Poster
in
Workshop: New Frontiers in Federated Learning: Privacy, Fairness, Robustness, Personalization and Data Ownership
Bayesian SignSGD Optimizer for Federated Learning
Paulo Ferreira · Pablo Silva · Vinicius Gottin
Federated Learning is a distributed Machine Learning framework aimed at training a global model by sharing edge nodes' locally trained models instead of their datasets. This presents three major challenges: communication between edge nodes and the central node; heterogeneity of edge nodes (e.g. availability, computing, datasets); and security. In this paper we focus on the communication challenge, which is two-fold: decreasing the number of communication rounds; and compressing the information sent back and forth between edge nodes and the central node. Particularly, we are interested in cases where strict constraints over the allowed network traffic of gradients may apply – e.g. frequent training of predictive models for globally distributed devices.

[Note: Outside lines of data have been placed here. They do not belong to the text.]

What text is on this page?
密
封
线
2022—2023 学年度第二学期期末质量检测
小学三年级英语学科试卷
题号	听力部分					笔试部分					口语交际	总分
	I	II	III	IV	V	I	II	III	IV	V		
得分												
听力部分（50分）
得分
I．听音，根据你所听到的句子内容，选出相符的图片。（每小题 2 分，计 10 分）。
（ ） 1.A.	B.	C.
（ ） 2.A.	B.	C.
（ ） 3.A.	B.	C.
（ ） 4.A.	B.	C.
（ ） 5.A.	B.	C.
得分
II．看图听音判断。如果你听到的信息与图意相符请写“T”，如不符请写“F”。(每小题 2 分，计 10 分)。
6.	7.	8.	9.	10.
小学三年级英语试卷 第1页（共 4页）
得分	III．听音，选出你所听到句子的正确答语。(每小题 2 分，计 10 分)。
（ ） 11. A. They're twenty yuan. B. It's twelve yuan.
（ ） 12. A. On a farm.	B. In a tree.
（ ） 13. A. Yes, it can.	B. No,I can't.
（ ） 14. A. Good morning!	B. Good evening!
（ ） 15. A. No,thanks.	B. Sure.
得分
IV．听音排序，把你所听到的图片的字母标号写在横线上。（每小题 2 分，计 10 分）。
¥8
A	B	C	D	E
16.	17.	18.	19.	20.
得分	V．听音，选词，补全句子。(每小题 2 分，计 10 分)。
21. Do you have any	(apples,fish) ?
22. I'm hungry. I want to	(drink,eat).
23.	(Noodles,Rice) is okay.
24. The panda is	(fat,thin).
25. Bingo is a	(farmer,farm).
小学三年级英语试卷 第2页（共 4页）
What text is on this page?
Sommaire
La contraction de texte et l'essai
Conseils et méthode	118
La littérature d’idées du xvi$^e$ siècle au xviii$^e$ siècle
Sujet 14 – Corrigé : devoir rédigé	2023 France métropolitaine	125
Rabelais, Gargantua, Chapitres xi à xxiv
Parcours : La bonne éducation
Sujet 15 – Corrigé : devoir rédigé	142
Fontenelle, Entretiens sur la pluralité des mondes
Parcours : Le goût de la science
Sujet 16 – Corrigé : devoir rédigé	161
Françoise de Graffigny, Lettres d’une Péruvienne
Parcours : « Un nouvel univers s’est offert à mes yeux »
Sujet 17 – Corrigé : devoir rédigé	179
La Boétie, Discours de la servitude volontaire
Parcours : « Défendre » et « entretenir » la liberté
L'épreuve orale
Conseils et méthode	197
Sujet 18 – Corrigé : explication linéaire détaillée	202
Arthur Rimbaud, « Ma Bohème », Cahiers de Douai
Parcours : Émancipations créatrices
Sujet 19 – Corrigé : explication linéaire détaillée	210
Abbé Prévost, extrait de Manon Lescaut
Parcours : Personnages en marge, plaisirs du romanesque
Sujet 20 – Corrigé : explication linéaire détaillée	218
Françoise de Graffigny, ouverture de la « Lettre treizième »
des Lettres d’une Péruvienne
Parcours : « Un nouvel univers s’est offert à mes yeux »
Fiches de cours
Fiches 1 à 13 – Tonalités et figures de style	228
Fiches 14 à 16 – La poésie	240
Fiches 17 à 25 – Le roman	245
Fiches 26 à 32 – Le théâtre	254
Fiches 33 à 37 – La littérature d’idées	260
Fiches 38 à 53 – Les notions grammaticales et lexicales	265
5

The recent success of 1-bit compressor (e.g. majority voting SignSGD) is promising; however, such high-compression methods are known to have slow (or problematic) convergence. We propose a Bayesian framework, named BB-SignSGD, encompassing 1-bit compressors for a principled and flexible choice of how much information to carry from previous communication rounds during central aggregation. We prove that majority voting SignSGD is a special case of our framework when particular choices are taken within it. We present results from extensive experiments in five different datasets. We show that, compared to majority voting SignSGD, other choices within BB-SignSGD support higher learning rates to achieve faster convergence, competitive even with uncompressed communication.